Wednesday, June 15, 2016

NENEN-MÅME



This picture of granddaughter Lauren helping her grandpa Antonio Manalisay with his shoes reminded me of a remark I heard once from a daughter of an elderly woman.

I was visiting a family but had never met some relatives who were also gathered there.

I started conversing with them and was learning their names when it finally came to the elderly woman, sitting in a wheel chair, visibly unable to communicate.

The daughter, in her 50s, told me her name then said, putting her arms around her mother, "Guiya på'go nenen-måme." "She is now our baby."

Her remark summarized everything I know about how our people traditionally treat our elders, specifically those elders who are now dependent on the care of family.

I say "traditionally" because care for the elderly has weakened over the past few decades. Part of that is because the traditional family model of having as many children as God gives a couple has also weakened. Huge numbers of couples practice artificial means of birth control. The days of having numerous children are over, for the most part. Couples put the blame on modern economics. But a consequence of smaller families is the dearth of hands to care for each other. Of the three children, in many cases, two live in the mainland. So it falls to one child to care for an elderly parent. In many families, there is no means to place grandma in the one senior care home we have on Guam, and no means to hire care givers who can come to the home.

Traditionally, though, families were large and extended. Even when there were no children due to sterility, the extended family came to the rescue. Sometimes a care giver was not even related by blood. It could be the godchild who came to care for the godparent.

"Our baby" may sound mildly insulting to some, as if it demeans the dignity of the aged adult. The lady who made that remark meant that she gives her aged mother all the care and attention she would give to a newborn, and with all the same pleasure and joy you see a mother give an infant when changing diapers. How often I wished I could hold my nose when a mother was changing diapers! And yet there was mom smiling and cooing with the baby, despite the sights and smells!

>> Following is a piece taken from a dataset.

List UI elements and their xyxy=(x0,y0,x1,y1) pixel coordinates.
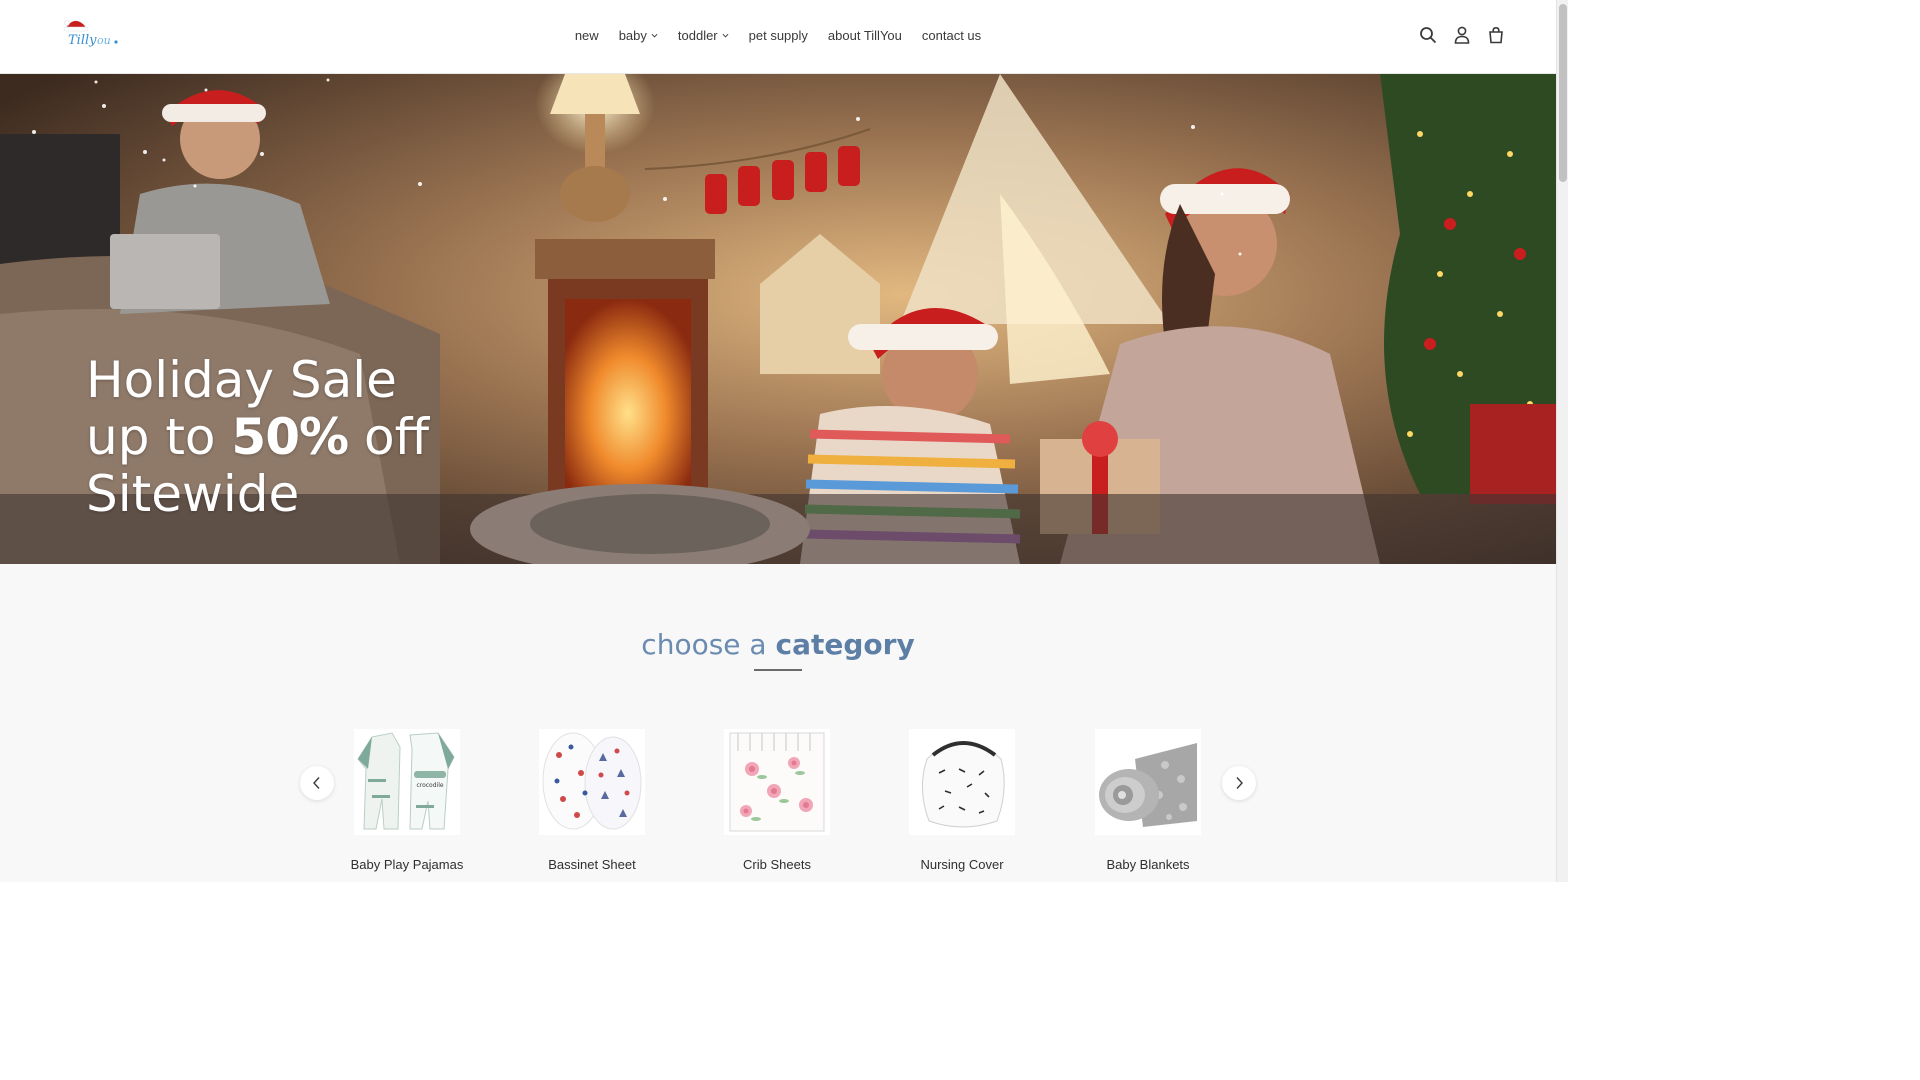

I could tell from the tone of voice when the lady told me that her mother was now "their baby." Many older people get the physical care they need from others, but not always with the same feeling of joy and pleasure given to babies in need of care.

But the traditional Chamorro feeling towards the incapacitated elderly was just that. He or she is a baby who is loved, cherished and pampered.

"Annai eståba yo' nenen-ñiha, ma gof asiste yo' kon kariño."
("When I was their baby, they attended to me well with affection.")

"På'go, siha nenen-måme ya bai cho'gue ha' taiguennao."